Les Bienheureux : Générations sacrifiées

 Les Bienheureux : Générations sacrifiées

Pierre Aam – Liaison cinemathographique


MAGAZINE DECEMBRE 2017


Le premier long-métrage de Sofia Djama, primée en 2012 pour son court-métrage “Mollement, un samedi matin”, se penche sur le conflit des générations en Algérie, au sortir de la guerre civile. 
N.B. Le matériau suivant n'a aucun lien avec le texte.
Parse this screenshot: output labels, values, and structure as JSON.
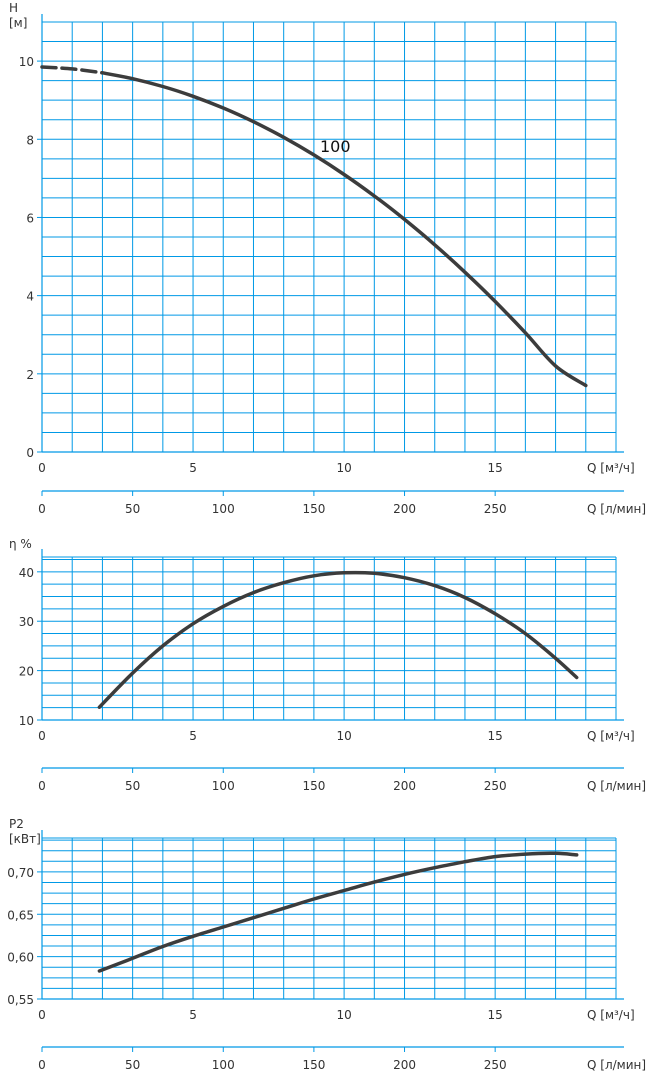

Lui est un gynécologue installé qui pratique toutefois des avortements clandestins. Elle est maître de conférences à l’université d’Alger. Amal et Samir, des bourgeois proches de la cinquantaine, s’apprêtent à ­fêter leur vingtième anniversaire de mariage. Tout semble aller pour le mieux, mais sous le vernis apparent de leur réussite sociale se cachent les échecs d’une génération qui n’a pas su faire évoluer la société. Une génération qui, à la fin des années 1980, avait tenté de mettre fin au régime du parti unique, et qui, trente plus tard, laisse en héritage à ses enfants une société meurtrie, divisée et sans avenir. C’est ainsi que Fahim, le fils du couple, ­préfère tuer le temps avec ses amis, et fuir son désœuvrement grâce à la drogue et à la religion.



Un mal de vivre collectif


La réalisatrice Sofia Djama dresse un constat amer de cette confrontation intergénérationnelle : celui d’une incompréhension mutuelle entre des parents militants de gauche, tendance laïque, et des jeunes à la philosophie moins identifiée, faite d’emprunts parcellaires aux discours dominants de la société de consommation et de la religion. Un constat qui met aussi en ­lumière que la seule chose en partage reste ce mal de vivre collectif. Et l’idée qu’on survit plus qu’on ne vit.


Amal ressasse ainsi son choix, qu’elle juge regrettable, de ne pas avoir quitté le pays dans les années 1990, transposant son désir d’exil sur son fils qui n’en a que faire. Feriel, une amie de Fahim, éprouve, elle, dans sa chair, la mort de sa mère tuée lors de la guerre civile. Dans ce contexte, la célébration des noces de ­porcelaine du couple tourne au règlement de comptes. Avec son titre ironique à double tranchant qui joue sur la situation sociale de la plupart de ses protagonistes, ce premier long-métrage de la réalisatrice Sofia Djama ne s’embarrasse pas de précautions d’usage.



Eblouissante Lyna Khoudri


Si le style est moins affirmé que chez Karim Moussaoui (En attendant les hirondelles), Tariq Teguia (Révolution Zendj) ou Narimane Mari Benamer (Loubia Hamra), le spleen tchékhovien des personnages est néanmoins très semblable. Un mélange de défaite, d’ennui et cette sensation que tout leur échappe dans un monde qui n’en finit pas de s’écrouler. Cette atmosphère de ­déliquescence, assez symptomatique de notre époque, est ici parfaitement rendue, en particulier parce que le choix est fait de dérouler l’action sur une journée et une nuit. Sorte de photogramme prélevé, un peu par hasard, sur la réalité du pays en 2017.


Saluons enfin la performance remarquable de Lyna Khoudri, récompensée en 2017 à la Mostra de Venise, et qui interprète la jeune Feriel. Un personnage d’autant plus fort qu’il est au plus proche du ressenti personnel de la réalisatrice, apportant, dans le contexte morose du scénario, une petite lueur d’espoir.